In support of its judgment, the court below cited and relied upon Graysonia Nashville Lumber Co. v. Goldman, 8 Cir., 260 F. 600, American Trust Co. v. Speers Sand & Clay Works, Inc., D.C. MD., 60 F.2d 994, and Brame v. Keystone Credit Corporation, 4 Cir., 76 F.2d 328. All three cases are distinguishable from the present. In the Graysonia and American Trust Company cases the interest allowed was not on a fund in the registry of the court but on the price of disputed lands whereof the unsuccessful contestants had had possession during the pendency of the appeals. While the Brame case is more nearly similar to the present, it, like the Graysonia and American Trust Company cases, neither mentions nor discusses the question whether a lower court may award interest in a suit on a supersedeas bond where the appellate court in disposing of the appeal for which the bond was given made no allowance on account of damages for delay either by way of interest or otherwise.Moreover, the Graysonia, American Trust Company and Brame cases considered a supersedeas bond as creating, of itself, the scope and extent of the liability thereunder without regard for the decree or judgment which such a bond has been given to secure.

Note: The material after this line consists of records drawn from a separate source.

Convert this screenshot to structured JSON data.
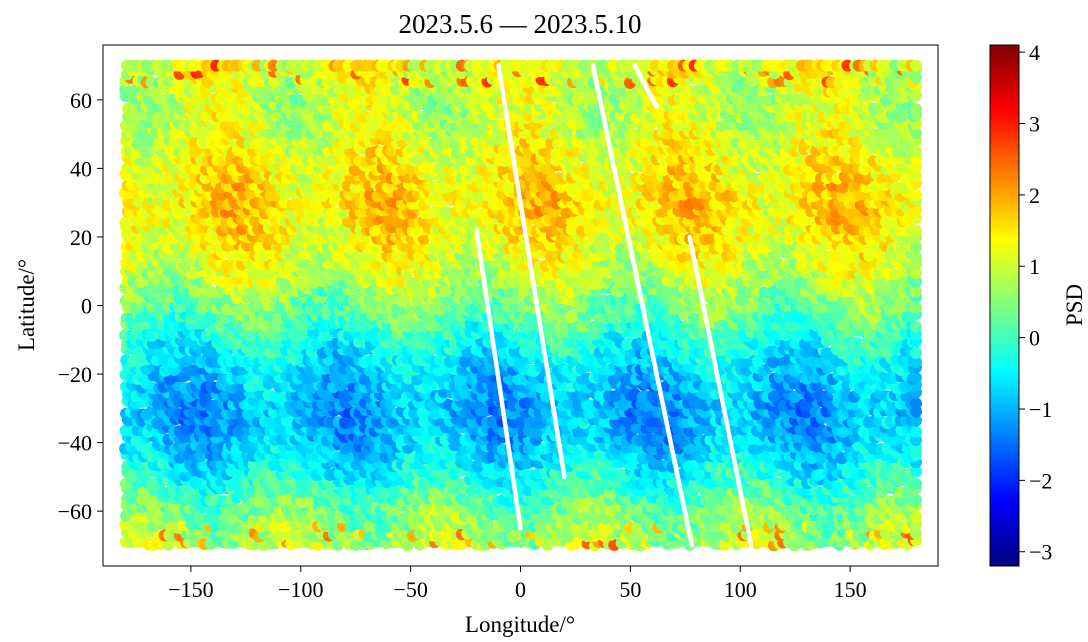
{
  "chart_data": {
    "type": "scatter",
    "title": "2023.5.6 — 2023.5.10",
    "xlabel": "Longitude/°",
    "ylabel": "Latitude/°",
    "xlim": [
      -190,
      190
    ],
    "ylim": [
      -76,
      76
    ],
    "xticks": [
      -150,
      -100,
      -50,
      0,
      50,
      100,
      150
    ],
    "yticks": [
      -60,
      -40,
      -20,
      0,
      20,
      40,
      60
    ],
    "xtick_labels": [
      "−150",
      "−100",
      "−50",
      "0",
      "50",
      "100",
      "150"
    ],
    "ytick_labels": [
      "−60",
      "−40",
      "−20",
      "0",
      "20",
      "40",
      "60"
    ],
    "grid": false,
    "colormap": "jet",
    "colorbar": {
      "label": "PSD",
      "vmin": -3.2,
      "vmax": 4.1,
      "ticks": [
        -3,
        -2,
        -1,
        0,
        1,
        2,
        3,
        4
      ],
      "tick_labels": [
        "−3",
        "−2",
        "−1",
        "0",
        "1",
        "2",
        "3",
        "4"
      ]
    },
    "data_extent": {
      "longitude": [
        -180,
        180
      ],
      "latitude": [
        -70,
        70
      ]
    },
    "psd_by_latitude": [
      {
        "lat": 70,
        "psd": 1.2
      },
      {
        "lat": 60,
        "psd": 0.9
      },
      {
        "lat": 50,
        "psd": 1.1
      },
      {
        "lat": 40,
        "psd": 1.4
      },
      {
        "lat": 30,
        "psd": 1.6
      },
      {
        "lat": 20,
        "psd": 1.4
      },
      {
        "lat": 10,
        "psd": 1.0
      },
      {
        "lat": 0,
        "psd": 0.4
      },
      {
        "lat": -10,
        "psd": -0.3
      },
      {
        "lat": -20,
        "psd": -0.8
      },
      {
        "lat": -30,
        "psd": -1.1
      },
      {
        "lat": -40,
        "psd": -0.9
      },
      {
        "lat": -50,
        "psd": -0.3
      },
      {
        "lat": -60,
        "psd": 0.4
      },
      {
        "lat": -70,
        "psd": 0.8
      }
    ],
    "gaps": [
      {
        "lon_top": -10,
        "lat_top": 70,
        "lon_bottom": 20,
        "lat_bottom": -50
      },
      {
        "lon_top": -20,
        "lat_top": 22,
        "lon_bottom": 0,
        "lat_bottom": -65
      },
      {
        "lon_top": 33,
        "lat_top": 70,
        "lon_bottom": 78,
        "lat_bottom": -70
      },
      {
        "lon_top": 52,
        "lat_top": 70,
        "lon_bottom": 62,
        "lat_bottom": 58
      },
      {
        "lon_top": 77,
        "lat_top": 20,
        "lon_bottom": 105,
        "lat_bottom": -70
      }
    ]
  }
}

In view of the cases already discussed and considered, and particularly the Tarr and Gregory cases, we do not think that the court below was justified in relying for its authority upon the cases which it cites.

Rule 13 of this Circuit, of the Rules (1928) in force at the time of the matters herein involved, furnishes no authority for the District Court's allowance of interest after an affirmance (without mention of interest) of an award which did not exclude interest. Rule 13 (since superseded by Rule 15 of our Rules promulgated in 1940) prescribed the requirements and tenor of a supersedeas bond and specified interest pending an appeal merely as among the items to be considered by a court in fixing the amount of indemnity to be required. However, the item still had to be allowed before it was recoverable and the allowance thereof under the rule of this court pertaining to allowance of interest on affirmed judgments or decrees (formerly Rule 28, now Rule 36) is a matter for this court and may not be imposed by the lower court except as authorized by this court's mandates. A similar rule of the Supreme Court (Rule 30) and a like rule formerly in force in all circuits (Rule 30, 150 F. XXXV) have been so construed. See Green v. Chicago, S. & C.R. Co., supra, 49 F. at page 909; Hagerman v. Moran, 9 Cir., 75 F. 97, 101; Consolidated Rubber Tire Co. v. Diamond Rubber Co. of New York, D.C.S.D.N.Y., 232 F. 508, 509.

The judgment of the District Court is reversed, with costs.